Other facilities include Creative Stove which serves as a commercial outlet to nurture entrepreneurship among students and a project exhibition gallery known as White Canvas.

Hospitality & Hotel Management Facilities:
1. Café De One - Training Restaurant
2. Garde Manger (Cold Kitchen)
3. Hotel De One Front Office
4. Mock Hotel Room
5. Pastry Kitchen
6. Bar Counter
7. Training Kitchen with Individual Stations

Mass Communication Facilities:
1. Broadcasting Studio
2. Photography Studio
3. Recording Studio
4. Audio Editing Laboratory
5. Video Editing Laboratory

== Academic Programmes ==
First City University College offers industry-driven programmes in the fields of Business, Computing/IT, Design & Built Environment, Engineering, Hospitality & Hotel Management and Mass Communication.

The academic programmes are offered at Foundation, Diploma, Degree and Masters levels. All the programmes are fully accredited by the Malaysian Qualifications Agency.
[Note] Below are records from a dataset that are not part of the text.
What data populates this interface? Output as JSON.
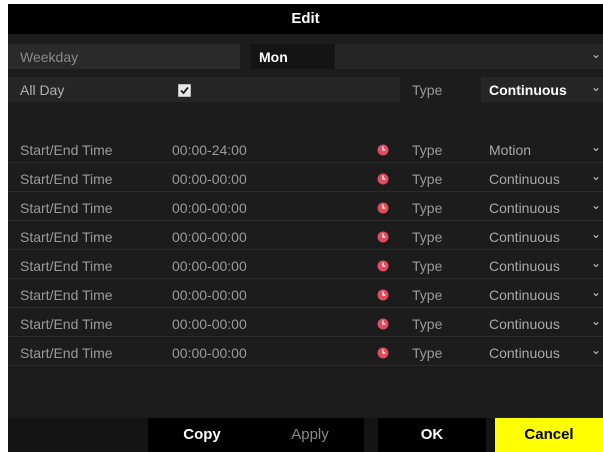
{
  "dialog": {
    "title": "Edit"
  },
  "weekday": {
    "label": "Weekday",
    "value": "Mon"
  },
  "all_day": {
    "label": "All Day",
    "checked": true,
    "type_label": "Type",
    "type_value": "Continuous"
  },
  "schedule": [
    {
      "label": "Start/End Time",
      "time": "00:00-24:00",
      "type_label": "Type",
      "type_value": "Motion"
    },
    {
      "label": "Start/End Time",
      "time": "00:00-00:00",
      "type_label": "Type",
      "type_value": "Continuous"
    },
    {
      "label": "Start/End Time",
      "time": "00:00-00:00",
      "type_label": "Type",
      "type_value": "Continuous"
    },
    {
      "label": "Start/End Time",
      "time": "00:00-00:00",
      "type_label": "Type",
      "type_value": "Continuous"
    },
    {
      "label": "Start/End Time",
      "time": "00:00-00:00",
      "type_label": "Type",
      "type_value": "Continuous"
    },
    {
      "label": "Start/End Time",
      "time": "00:00-00:00",
      "type_label": "Type",
      "type_value": "Continuous"
    },
    {
      "label": "Start/End Time",
      "time": "00:00-00:00",
      "type_label": "Type",
      "type_value": "Continuous"
    },
    {
      "label": "Start/End Time",
      "time": "00:00-00:00",
      "type_label": "Type",
      "type_value": "Continuous"
    }
  ],
  "buttons": {
    "copy": "Copy",
    "apply": "Apply",
    "ok": "OK",
    "cancel": "Cancel"
  },
  "icons": {
    "dropdown": "chevron-down-icon",
    "time_picker": "clock-icon",
    "checkbox": "checkmark-icon"
  },
  "colors": {
    "background": "#1c1c1c",
    "title_bar": "#000000",
    "field": "#262626",
    "clock_icon": "#e24a60",
    "cancel_button": "#ffff00"
  }
}
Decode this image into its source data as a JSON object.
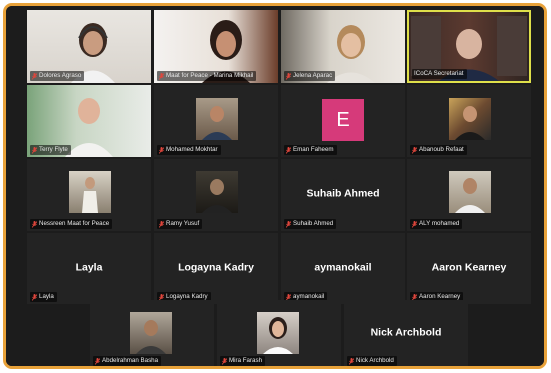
{
  "meeting": {
    "row1": [
      {
        "name": "Dolores Agraso",
        "active": false
      },
      {
        "name": "Maat for Peace - Marina Mikhail",
        "active": false
      },
      {
        "name": "Jelena Aparac",
        "active": false
      },
      {
        "name": "ICoCA Secretariat",
        "active": true
      }
    ],
    "row2": [
      {
        "name": "Terry Flyte"
      },
      {
        "name": "Mohamed Mokhtar"
      },
      {
        "name": "Eman Faheem",
        "avatar_letter": "E",
        "avatar_color": "#d63a7a"
      },
      {
        "name": "Abanoub Refaat"
      }
    ],
    "row3": [
      {
        "name": "Nessreen Maat for Peace"
      },
      {
        "name": "Ramy Yusuf"
      },
      {
        "name": "Suhaib Ahmed",
        "display_name": "Suhaib Ahmed"
      },
      {
        "name": "ALY mohamed"
      }
    ],
    "row4": [
      {
        "name": "Layla",
        "display_name": "Layla"
      },
      {
        "name": "Logayna Kadry",
        "display_name": "Logayna Kadry"
      },
      {
        "name": "aymanokail",
        "display_name": "aymanokail"
      },
      {
        "name": "Aaron Kearney",
        "display_name": "Aaron Kearney"
      }
    ],
    "row5": [
      {
        "name": "Abdelrahman Basha"
      },
      {
        "name": "Mira Farash"
      },
      {
        "name": "Nick Archbold",
        "display_name": "Nick Archbold"
      }
    ]
  },
  "colors": {
    "frame_border": "#e8a23a",
    "active_speaker_border": "#dfe04a",
    "tile_background": "#232323",
    "muted_mic": "#e0463c"
  },
  "icons": {
    "muted": "mic-muted-icon"
  }
}
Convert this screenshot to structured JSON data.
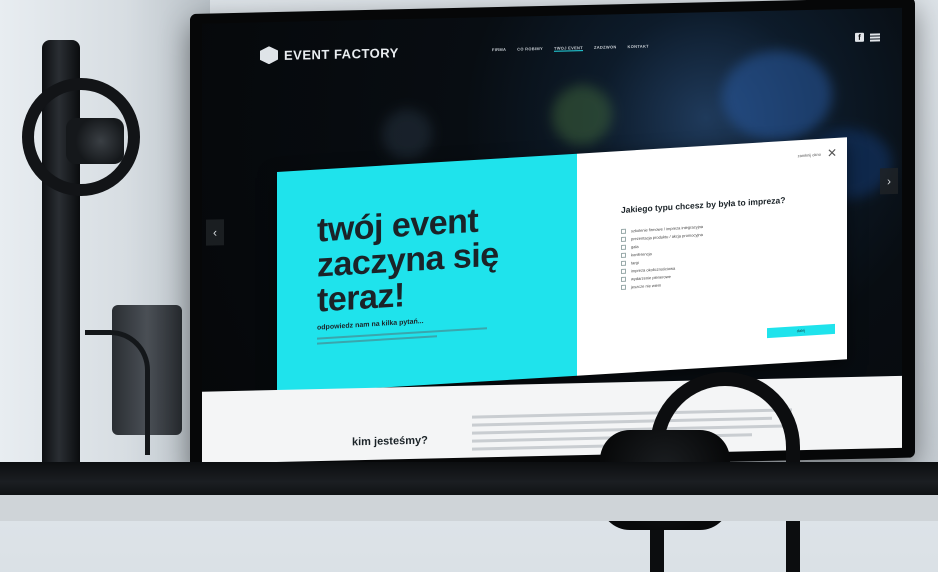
{
  "site": {
    "brand": "EVENT FACTORY",
    "menu": [
      "FIRMA",
      "CO ROBIMY",
      "TWOJ EVENT",
      "ZADZWON",
      "KONTAKT"
    ],
    "menu_active_index": 2,
    "social_icon": "facebook-icon",
    "menu_icon": "hamburger-icon"
  },
  "modal": {
    "headline": "twój event zaczyna się teraz!",
    "subheadline": "odpowiedz nam na kilka pytań...",
    "close_label": "zamknij okno",
    "question": "Jakiego typu chcesz by była to impreza?",
    "options": [
      "szkolenie firmowe / impreza integracyjna",
      "prezentacja produktu / akcja promocyjna",
      "gala",
      "konferencja",
      "targi",
      "impreza okolicznościowa",
      "wydarzenie plenerowe",
      "jeszcze nie wiem"
    ],
    "next_label": "dalej",
    "accent_color": "#1fe3ec"
  },
  "section": {
    "heading": "kim jesteśmy?"
  }
}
All academic programmes and academic affairs are managed by the following three faculties and five centres:

- Faculty of Design & Built Environment
- Faculty of Engineering & Computing
- Faculty of Business, Hospitality & Communication
- Centre for Language & Extension Service
- Centre for General Studies
- Centre for Postgraduate Studies
- Centre for Excellence in Research & Innovation (CERI)
- Centre for Excellence in Learning & Teaching (CELT)

== Governance ==
First City University College operates under the guidance of the Senior Management, led by the Vice-Chancellor Prof. Dr. Saw Sor Heoh, collaborating closely with faculty deans and department heads.
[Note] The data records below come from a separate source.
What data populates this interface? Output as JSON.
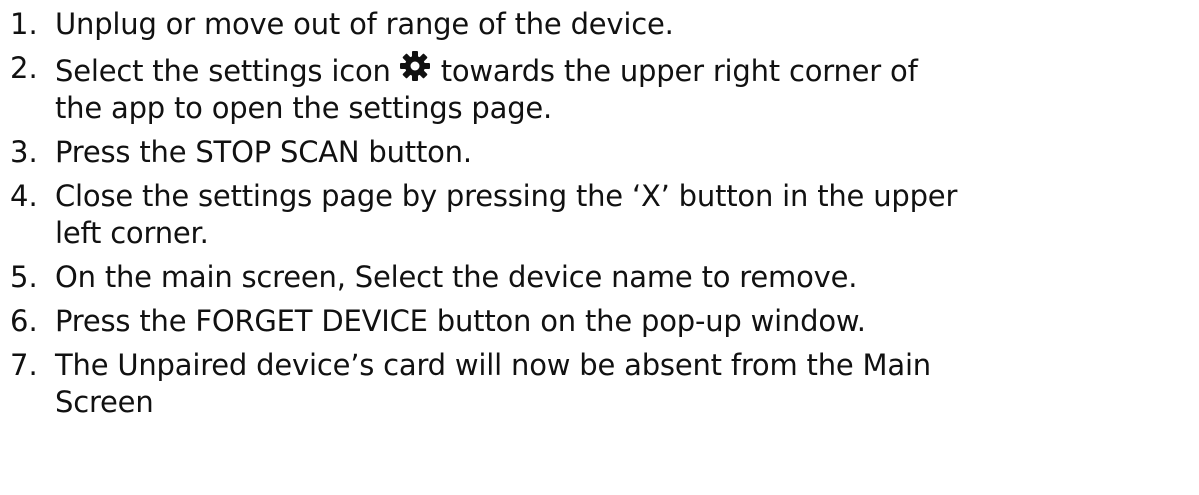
{
  "steps": [
    {
      "number": "1.",
      "text": "Unplug or move out of range of the device."
    },
    {
      "number": "2.",
      "text_before_icon": "Select the settings icon",
      "icon": "gear-icon",
      "text_after_icon": "towards the upper right corner of",
      "text_line2": "the app to open the settings page."
    },
    {
      "number": "3.",
      "text": "Press the STOP SCAN button."
    },
    {
      "number": "4.",
      "text": "Close the settings page by pressing the ‘X’ button in the upper",
      "text_line2": "left corner."
    },
    {
      "number": "5.",
      "text": "On the main screen, Select the device name to remove."
    },
    {
      "number": "6.",
      "text": "Press the FORGET DEVICE button on the pop-up window."
    },
    {
      "number": "7.",
      "text": "The Unpaired device’s card will now be absent from the Main",
      "text_line2": "Screen"
    }
  ]
}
The Board of Governors, consisting of distinguished members, oversees the affairs of First City University College:
- YBhg Tan Sri Dato’ Ir. (Dr.) Teo Chiang Kok (chairman)
- YBhg Tan Sri Dato’ (Dr.) Teo Chiang Liang (Director)
- YBhg Tan Sri Dato’ Teo Chiang Hong
- Prof. Emeritus Dr. Yong Hoi Sen
- YM. Dr. Raja Lope Bin Raja Shahrome

Academic governance is fulfilled by the Senate, chaired by the Vice-Chancellor and the Senate membership comprises the Registrar, Chief Librarian and all Faculty Deans.